Explain what a contribution analysis is and why we might look at it in a merger model.
Contribution Analysis compares the following from what the buyer and seller are “contributing” to estimate what the ownership of the combined company should be:
- Revenue
- EBITDA
- Pre-Tax Income
- Cash and possibly other items
For example, let’s say that the buyer is set to own 50% of the new company and the seller is set to own 50%.
But the buyer has $100 million of revenue and the seller has $50 million of revenue – a contribution analysis would tell us that the buyer “should” own 66% instead because it’s contributing 2/3 of the combined revenue. It’s most common to look at this with merger of equals scenarios, and less common when the buyer is significantly larger than the seller.
What’s the difference between Purchase Accounting and Pooling Accounting in an M&A deal?
- In Purchase Accounting the:
- Seller’s Shareholders’ Equity number is wiped out (seller’s Book Value)

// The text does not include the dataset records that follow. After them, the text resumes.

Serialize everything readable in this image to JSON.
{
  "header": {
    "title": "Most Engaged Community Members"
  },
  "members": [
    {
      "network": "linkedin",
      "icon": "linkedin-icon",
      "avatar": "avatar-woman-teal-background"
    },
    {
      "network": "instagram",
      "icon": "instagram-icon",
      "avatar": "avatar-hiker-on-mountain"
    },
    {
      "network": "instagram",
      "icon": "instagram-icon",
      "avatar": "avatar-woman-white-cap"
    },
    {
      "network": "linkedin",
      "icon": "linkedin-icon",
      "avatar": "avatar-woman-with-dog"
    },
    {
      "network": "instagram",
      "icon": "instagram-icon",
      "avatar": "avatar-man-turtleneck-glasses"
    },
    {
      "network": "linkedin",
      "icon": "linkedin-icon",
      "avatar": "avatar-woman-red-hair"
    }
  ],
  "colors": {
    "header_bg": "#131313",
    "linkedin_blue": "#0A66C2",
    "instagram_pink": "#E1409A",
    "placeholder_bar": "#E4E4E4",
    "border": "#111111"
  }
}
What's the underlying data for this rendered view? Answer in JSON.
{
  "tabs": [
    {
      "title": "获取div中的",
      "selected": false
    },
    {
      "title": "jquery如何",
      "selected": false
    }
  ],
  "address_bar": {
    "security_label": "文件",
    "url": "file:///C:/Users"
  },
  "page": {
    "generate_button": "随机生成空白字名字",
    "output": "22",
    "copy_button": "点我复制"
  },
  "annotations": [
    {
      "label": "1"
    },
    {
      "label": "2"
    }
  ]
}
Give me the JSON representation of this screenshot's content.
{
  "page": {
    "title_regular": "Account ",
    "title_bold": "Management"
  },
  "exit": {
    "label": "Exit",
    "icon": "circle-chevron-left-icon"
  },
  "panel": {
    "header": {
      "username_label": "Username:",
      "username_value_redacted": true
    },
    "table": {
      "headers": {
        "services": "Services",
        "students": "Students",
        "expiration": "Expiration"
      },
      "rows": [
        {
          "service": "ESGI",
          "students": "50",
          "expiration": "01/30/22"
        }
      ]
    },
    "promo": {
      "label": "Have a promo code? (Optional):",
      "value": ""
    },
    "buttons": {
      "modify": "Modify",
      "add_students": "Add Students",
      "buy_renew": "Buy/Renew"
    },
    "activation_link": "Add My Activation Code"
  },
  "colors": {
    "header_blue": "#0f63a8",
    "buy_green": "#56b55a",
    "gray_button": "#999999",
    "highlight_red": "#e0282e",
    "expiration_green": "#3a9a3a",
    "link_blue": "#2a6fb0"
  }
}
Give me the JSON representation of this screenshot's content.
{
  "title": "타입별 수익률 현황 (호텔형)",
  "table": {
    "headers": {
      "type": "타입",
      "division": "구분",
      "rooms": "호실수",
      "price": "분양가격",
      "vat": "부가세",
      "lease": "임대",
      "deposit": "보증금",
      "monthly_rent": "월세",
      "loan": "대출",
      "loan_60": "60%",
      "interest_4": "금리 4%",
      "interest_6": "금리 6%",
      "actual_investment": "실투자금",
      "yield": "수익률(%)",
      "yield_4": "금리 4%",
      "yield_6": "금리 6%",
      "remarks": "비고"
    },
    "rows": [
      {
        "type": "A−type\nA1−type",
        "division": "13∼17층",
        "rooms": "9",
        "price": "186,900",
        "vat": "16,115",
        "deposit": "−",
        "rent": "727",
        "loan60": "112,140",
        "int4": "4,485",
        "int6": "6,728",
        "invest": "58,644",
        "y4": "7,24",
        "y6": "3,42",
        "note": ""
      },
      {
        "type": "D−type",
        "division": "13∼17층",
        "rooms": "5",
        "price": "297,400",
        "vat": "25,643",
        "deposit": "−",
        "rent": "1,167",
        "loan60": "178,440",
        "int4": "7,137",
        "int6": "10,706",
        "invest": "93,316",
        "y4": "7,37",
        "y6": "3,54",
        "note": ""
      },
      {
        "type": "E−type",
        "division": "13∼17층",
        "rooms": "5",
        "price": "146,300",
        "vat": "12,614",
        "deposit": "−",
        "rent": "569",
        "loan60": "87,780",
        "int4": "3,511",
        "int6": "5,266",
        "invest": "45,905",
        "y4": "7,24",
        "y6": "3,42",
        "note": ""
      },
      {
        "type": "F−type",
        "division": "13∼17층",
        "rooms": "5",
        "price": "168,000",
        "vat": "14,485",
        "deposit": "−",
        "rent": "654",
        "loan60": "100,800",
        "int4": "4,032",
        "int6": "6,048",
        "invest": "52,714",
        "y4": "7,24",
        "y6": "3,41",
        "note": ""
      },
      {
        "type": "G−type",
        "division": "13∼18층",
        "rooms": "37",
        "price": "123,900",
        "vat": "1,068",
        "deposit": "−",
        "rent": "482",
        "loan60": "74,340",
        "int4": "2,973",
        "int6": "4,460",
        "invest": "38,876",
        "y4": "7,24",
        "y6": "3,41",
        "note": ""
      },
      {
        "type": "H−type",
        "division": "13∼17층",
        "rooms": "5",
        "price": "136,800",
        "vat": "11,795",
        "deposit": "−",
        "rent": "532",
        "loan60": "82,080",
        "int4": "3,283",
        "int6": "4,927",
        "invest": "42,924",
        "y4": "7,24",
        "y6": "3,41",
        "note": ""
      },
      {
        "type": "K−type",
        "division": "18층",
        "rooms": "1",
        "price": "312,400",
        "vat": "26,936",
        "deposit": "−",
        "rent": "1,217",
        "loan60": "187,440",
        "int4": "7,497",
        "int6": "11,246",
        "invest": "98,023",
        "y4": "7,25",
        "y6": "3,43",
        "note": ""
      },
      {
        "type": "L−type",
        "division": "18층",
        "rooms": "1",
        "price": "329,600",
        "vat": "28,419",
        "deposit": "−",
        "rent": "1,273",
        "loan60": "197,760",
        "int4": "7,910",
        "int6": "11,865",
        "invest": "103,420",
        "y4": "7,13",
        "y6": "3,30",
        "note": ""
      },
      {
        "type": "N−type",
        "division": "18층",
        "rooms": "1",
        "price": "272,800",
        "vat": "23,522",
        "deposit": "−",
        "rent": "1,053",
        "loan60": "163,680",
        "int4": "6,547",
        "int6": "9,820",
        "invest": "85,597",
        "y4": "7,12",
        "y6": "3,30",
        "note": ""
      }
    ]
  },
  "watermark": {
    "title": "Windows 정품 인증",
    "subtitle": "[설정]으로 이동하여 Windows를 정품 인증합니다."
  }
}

- Premium Paid over that wiped out value is recorded as Goodwill on the combined BS
- 99% of M&A Deals use Purchase Accounting
- In Pooling Accounting you:
- Combine the Shareholders’ Equity numbers from the Buyer AND Seller
- Rather than worrying about Goodwill and the related items that get created
Explain the complete formula for how to calculate Goodwill in an M&A deal.
Goodwill =
Equity Purchase Price
– (Less) Seller Book Value
+ (Plus) Seller’s Existing Goodwill
– (Less) Asset Write-Ups
– (Less) Seller’s Existing Deferred Tax Liability
+ (Plus) Write-Down of Seller’s Existing Deferred Tax Asset
+ (Plus) Newly Created Deferred Tax Liability
5 Key Points
- Seller Book Value is just the Shareholders’ Equity number.
- You add the Seller’s Existing Goodwill because it gets written down to $0 in an M&A deal.
- You subtract the Asset Write-Ups because these are additions to the Assets side of the Balance Sheet – Goodwill is also an asset, so effectively you need less Goodwill to “plug the hole.”
- Normally you assume 100% of the Seller’s existing DTL is written down.
- The seller’s existing DTA may or may not be written down completely.